June 29, 2006

Clustering Search Results

Greg Linden linked to an interview with Dr. Raul Valdes-Perez of Vivisimo.

I've done some trial searching both on the Internet, using Vivisimo's Clusty search engine, and in an intranet environment, and frankly I don't get it. That said, I've heard from a small number of people who say that they use Vivisimo all the time and find it really valuable for getting the "lay of the land" on a particular topic.

A couple statements in the interview bugged me. First, there was the obligatory Google-is-good-and-all-but-we're-better triangulation.

Google's overwhelmingly dominant search engine ranks a Web page based largely on how many other Web pages are linked to it, much as a scientist is sometimes ranked by how often his research is cited by other scientists.

Having a site with PageRank™ approaching zero, I can tell you that actual query relevance is still very much at play, or my pages wouldn't show up for any search.

Then there's the Serendipity Demo, which usually works to get people excited about a discovery tool:

But Dr.
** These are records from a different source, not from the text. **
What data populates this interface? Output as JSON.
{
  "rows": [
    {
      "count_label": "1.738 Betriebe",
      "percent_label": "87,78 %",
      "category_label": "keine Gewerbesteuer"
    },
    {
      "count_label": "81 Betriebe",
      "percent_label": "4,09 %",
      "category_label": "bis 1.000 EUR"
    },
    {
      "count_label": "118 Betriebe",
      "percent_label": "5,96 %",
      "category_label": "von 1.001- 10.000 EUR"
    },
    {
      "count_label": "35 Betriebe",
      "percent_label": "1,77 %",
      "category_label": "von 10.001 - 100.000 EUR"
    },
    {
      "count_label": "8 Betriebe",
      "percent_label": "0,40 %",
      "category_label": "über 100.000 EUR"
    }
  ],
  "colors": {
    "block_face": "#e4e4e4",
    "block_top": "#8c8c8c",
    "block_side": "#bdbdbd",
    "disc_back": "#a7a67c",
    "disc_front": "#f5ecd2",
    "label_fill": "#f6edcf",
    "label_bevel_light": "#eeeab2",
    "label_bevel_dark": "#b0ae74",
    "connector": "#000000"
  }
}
Valdes-Perez said that by clustering Web pages into themes, Vivisimo can sometimes reveal connections that people wouldn't have seen otherwise.

To demonstrate that, he recently used the search terms "Osama bin Laden" and "Madonna" for a group in Washington D.C.
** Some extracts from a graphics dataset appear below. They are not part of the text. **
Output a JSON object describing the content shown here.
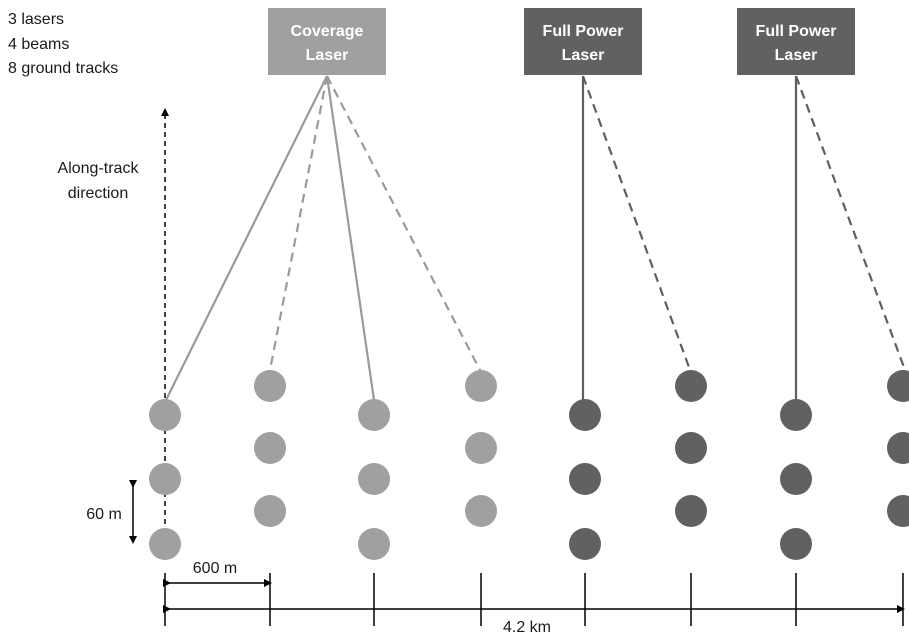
{
  "summary": [
    "3 lasers",
    "4 beams",
    "8 ground tracks"
  ],
  "lasers": [
    {
      "label_line1": "Coverage",
      "label_line2": "Laser",
      "color": "#a0a0a0"
    },
    {
      "label_line1": "Full Power",
      "label_line2": "Laser",
      "color": "#616161"
    },
    {
      "label_line1": "Full Power",
      "label_line2": "Laser",
      "color": "#616161"
    }
  ],
  "along_track": {
    "line1": "Along-track",
    "line2": "direction"
  },
  "dimensions": {
    "spacing_60m": "60 m",
    "spacing_600m": "600 m",
    "total_width": "4.2 km"
  },
  "colors": {
    "coverage_spot": "#a0a0a0",
    "full_power_spot": "#616161",
    "beam_coverage": "#9a9a9a",
    "beam_full_power": "#5f5f5f",
    "axis": "#000000"
  }
}
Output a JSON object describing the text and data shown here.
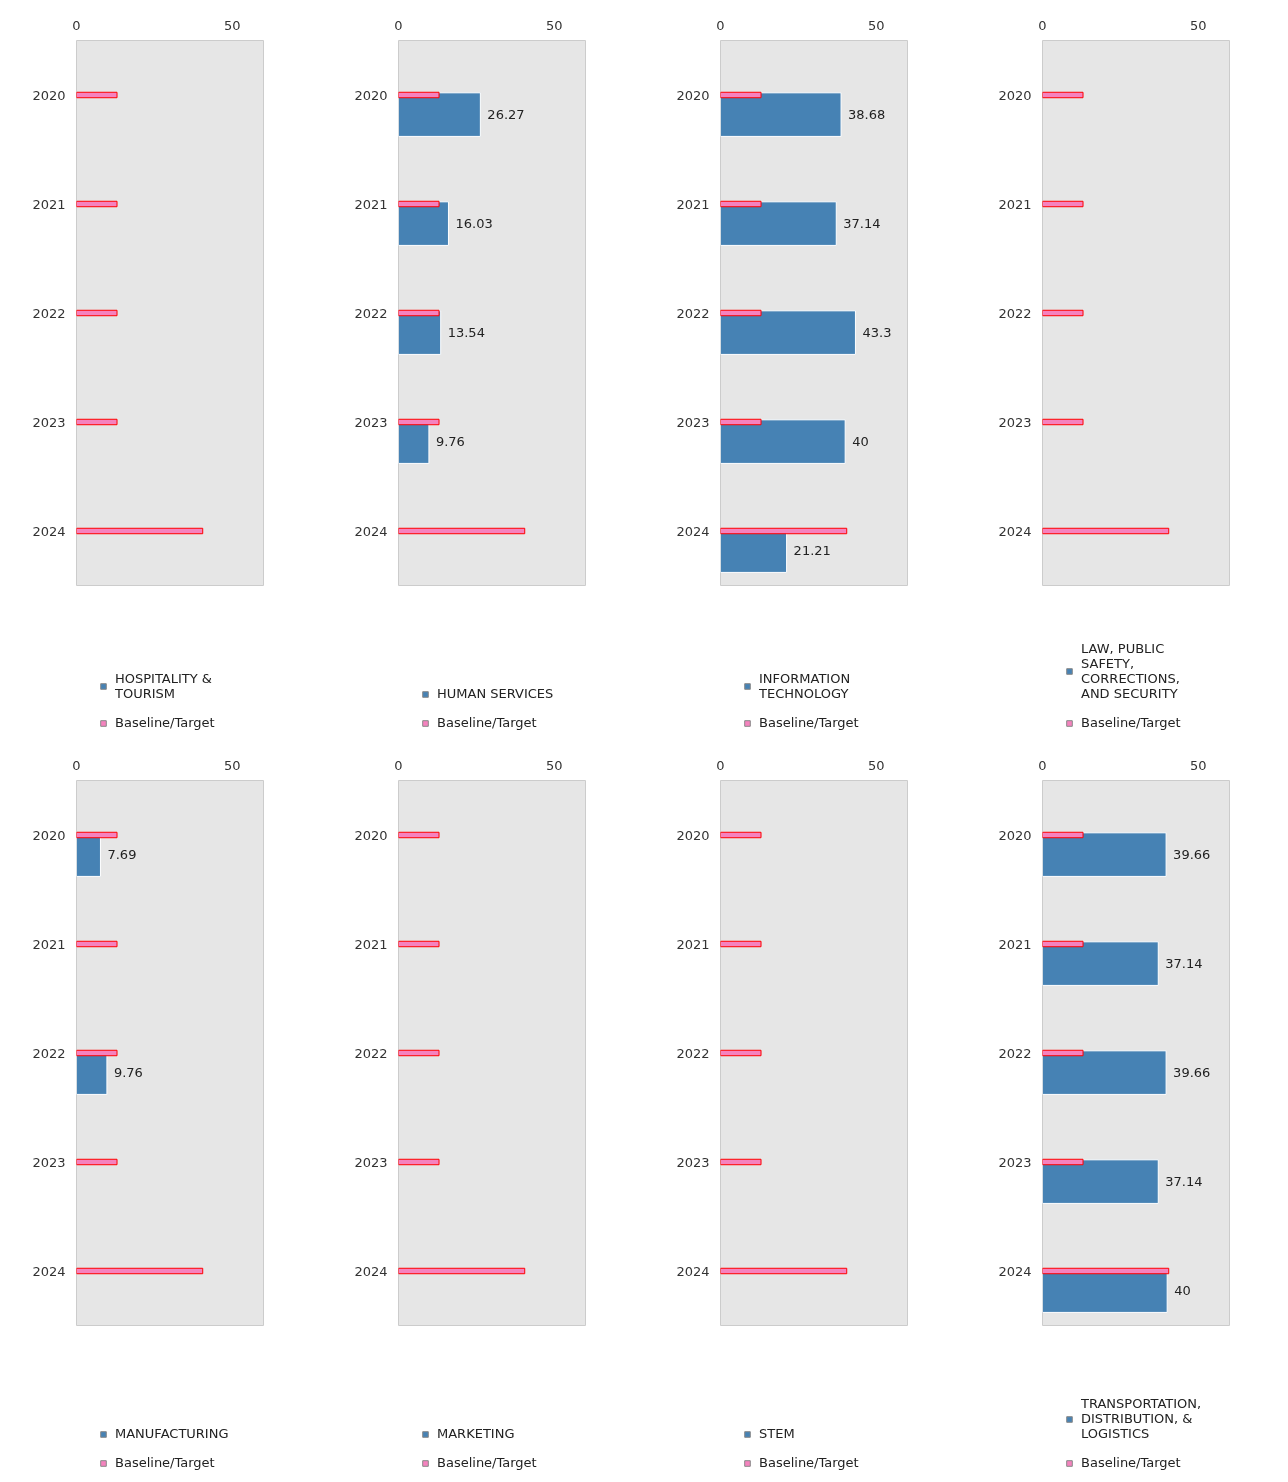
{
  "chart_data": [
    {
      "type": "bar",
      "orientation": "horizontal",
      "categories": [
        "2020",
        "2021",
        "2022",
        "2023",
        "2024"
      ],
      "xlim": [
        0,
        60
      ],
      "xticks": [
        0,
        50
      ],
      "legend": "bottom",
      "series": [
        {
          "name": "HOSPITALITY & TOURISM",
          "color": "#4682b4",
          "values": [
            null,
            null,
            null,
            null,
            null
          ]
        },
        {
          "name": "Baseline/Target",
          "color": "#f582be",
          "values": [
            13,
            13,
            13,
            13,
            40.5
          ]
        }
      ]
    },
    {
      "type": "bar",
      "orientation": "horizontal",
      "categories": [
        "2020",
        "2021",
        "2022",
        "2023",
        "2024"
      ],
      "xlim": [
        0,
        60
      ],
      "xticks": [
        0,
        50
      ],
      "legend": "bottom",
      "series": [
        {
          "name": "HUMAN SERVICES",
          "color": "#4682b4",
          "values": [
            26.27,
            16.03,
            13.54,
            9.76,
            null
          ],
          "value_labels": [
            "26.27",
            "16.03",
            "13.54",
            "9.76",
            null
          ]
        },
        {
          "name": "Baseline/Target",
          "color": "#f582be",
          "values": [
            13,
            13,
            13,
            13,
            40.5
          ]
        }
      ]
    },
    {
      "type": "bar",
      "orientation": "horizontal",
      "categories": [
        "2020",
        "2021",
        "2022",
        "2023",
        "2024"
      ],
      "xlim": [
        0,
        60
      ],
      "xticks": [
        0,
        50
      ],
      "legend": "bottom",
      "series": [
        {
          "name": "INFORMATION TECHNOLOGY",
          "color": "#4682b4",
          "values": [
            38.68,
            37.14,
            43.3,
            40,
            21.21
          ],
          "value_labels": [
            "38.68",
            "37.14",
            "43.3",
            "40",
            "21.21"
          ]
        },
        {
          "name": "Baseline/Target",
          "color": "#f582be",
          "values": [
            13,
            13,
            13,
            13,
            40.5
          ]
        }
      ]
    },
    {
      "type": "bar",
      "orientation": "horizontal",
      "categories": [
        "2020",
        "2021",
        "2022",
        "2023",
        "2024"
      ],
      "xlim": [
        0,
        60
      ],
      "xticks": [
        0,
        50
      ],
      "legend": "bottom",
      "series": [
        {
          "name": "LAW, PUBLIC SAFETY, CORRECTIONS, AND SECURITY",
          "color": "#4682b4",
          "values": [
            null,
            null,
            null,
            null,
            null
          ]
        },
        {
          "name": "Baseline/Target",
          "color": "#f582be",
          "values": [
            13,
            13,
            13,
            13,
            40.5
          ]
        }
      ]
    },
    {
      "type": "bar",
      "orientation": "horizontal",
      "categories": [
        "2020",
        "2021",
        "2022",
        "2023",
        "2024"
      ],
      "xlim": [
        0,
        60
      ],
      "xticks": [
        0,
        50
      ],
      "legend": "bottom",
      "series": [
        {
          "name": "MANUFACTURING",
          "color": "#4682b4",
          "values": [
            7.69,
            null,
            9.76,
            null,
            null
          ],
          "value_labels": [
            "7.69",
            null,
            "9.76",
            null,
            null
          ]
        },
        {
          "name": "Baseline/Target",
          "color": "#f582be",
          "values": [
            13,
            13,
            13,
            13,
            40.5
          ]
        }
      ]
    },
    {
      "type": "bar",
      "orientation": "horizontal",
      "categories": [
        "2020",
        "2021",
        "2022",
        "2023",
        "2024"
      ],
      "xlim": [
        0,
        60
      ],
      "xticks": [
        0,
        50
      ],
      "legend": "bottom",
      "series": [
        {
          "name": "MARKETING",
          "color": "#4682b4",
          "values": [
            null,
            null,
            null,
            null,
            null
          ]
        },
        {
          "name": "Baseline/Target",
          "color": "#f582be",
          "values": [
            13,
            13,
            13,
            13,
            40.5
          ]
        }
      ]
    },
    {
      "type": "bar",
      "orientation": "horizontal",
      "categories": [
        "2020",
        "2021",
        "2022",
        "2023",
        "2024"
      ],
      "xlim": [
        0,
        60
      ],
      "xticks": [
        0,
        50
      ],
      "legend": "bottom",
      "series": [
        {
          "name": "STEM",
          "color": "#4682b4",
          "values": [
            null,
            null,
            null,
            null,
            null
          ]
        },
        {
          "name": "Baseline/Target",
          "color": "#f582be",
          "values": [
            13,
            13,
            13,
            13,
            40.5
          ]
        }
      ]
    },
    {
      "type": "bar",
      "orientation": "horizontal",
      "categories": [
        "2020",
        "2021",
        "2022",
        "2023",
        "2024"
      ],
      "xlim": [
        0,
        60
      ],
      "xticks": [
        0,
        50
      ],
      "legend": "bottom",
      "series": [
        {
          "name": "TRANSPORTATION, DISTRIBUTION, & LOGISTICS",
          "color": "#4682b4",
          "values": [
            39.66,
            37.14,
            39.66,
            37.14,
            40
          ],
          "value_labels": [
            "39.66",
            "37.14",
            "39.66",
            "37.14",
            "40"
          ]
        },
        {
          "name": "Baseline/Target",
          "color": "#f582be",
          "values": [
            13,
            13,
            13,
            13,
            40.5
          ]
        }
      ]
    }
  ]
}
One of the themes that was generated was "niece," he said, and when he opened that folder, it revealed Web sites about a niece of the terrorist "who actually hates him but has aspirations to be a pop singer like Madonna," Dr. Valdes-Perez said.

Interesting. So bin Laden has a niece ... who has a life ... and doesn't like him. And that helps us how?

Part of the challenge in enterprise search is guiding people to the right tool for the question at hand. What are the types of questions that are best answered by a clustering engine (making it worth the investment)? What are the requirements for a successful implementation (size of collection, type of information, etc.)? I'm still trying to figure this one out.

#000000 is the new black.

What did we do before the Web? Now when you think of something clever to say, you Google it and find someone selling the T-shirt on CafePress already.

June 1, 2006

The Dark Side of Tuning in Enterprise Search

Tony Byrne rips the Google enterprise search product again. This time, he's unhappy with the fact that you can't tune the search results. In my experience, this really is a feature. Why? Politics. When The Management finds out that they can change the ranking of everyone's search results, all kinds of bad things happen. In one Dilbert-worthy episode I witnessed, a committee of The Management decided to "reward" those authors and webmasters who had tagged their documents with metadata by giving a bump to their relevance ranking. The assumption was that metadata = relevance. It was a rather unpopular change among The Users. The complaints (from users) about relevance ranking errors went away when we switched to the Google appliance. No tuning feature, no temptation.